Words and ideas that feed the world's hunger

(A small magazine—its universal embrace)

From the April 2003 issue of The Christian Science Journal


In the late 1920s, my parents, then recently married, lived in a boarding-house my dad finished his law studies at the University of Geneva. One day, the owner of the boardinghouse handed my mother a small magazine in German. My mother read it, found it interesting, and returned it. It was a copy of Der Christian Science Herold. Not long after, one of my dad's colleagues at the Inter-Parliamentary Union brought him the German translation of Science and Health with Key to the Scriptures. Thus began our family's lifelong love affair with Christian Science, Science and Health, and its author, Mary Baker Eddy. A small, unassuming magazine walked into our lives and changed them forever.

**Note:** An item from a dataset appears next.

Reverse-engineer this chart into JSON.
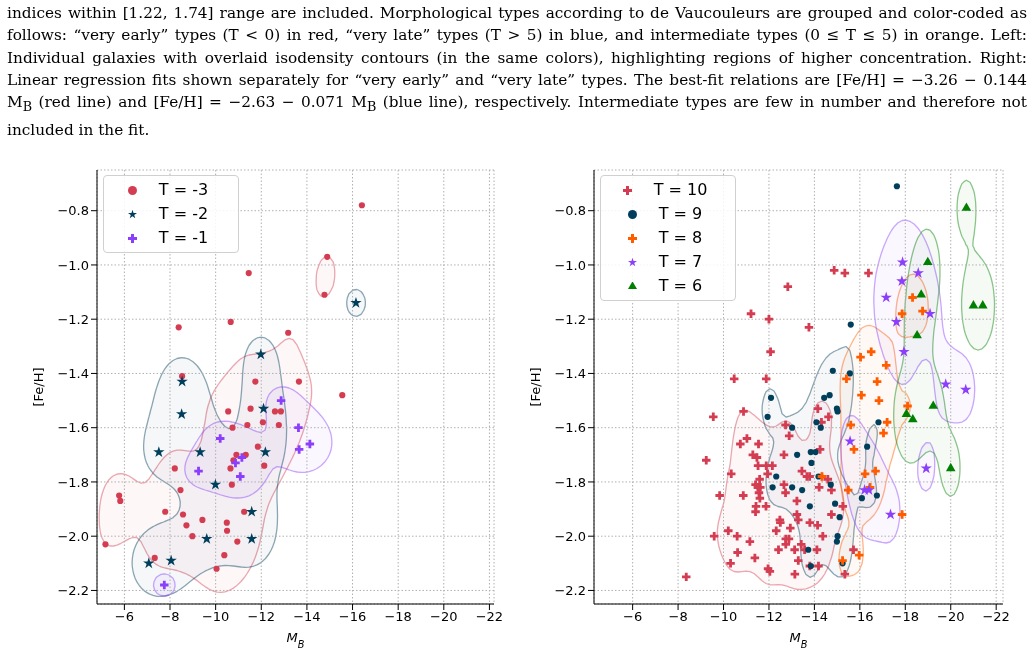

The Herald was conceived in Mary Baker Eddy's tender love for humanity.

This month, we celebrate the centennial of this magazine's publication—no small achievement for any magazine. To the reader, it may seem unusual to celebrate one magazine, The Herald of Christian Science, in another magazine, also founded by Mary Baker Eddy, The Christian Science Journal. But there is a reason for this: Der Christian Science Herold represents Mary Baker Eddy's first major effort to respond to the spiritual needs of the non-English-speaking world. The global vision this publication represents is to make hope and healing available to everyone, no matter who they are, no matter where they are.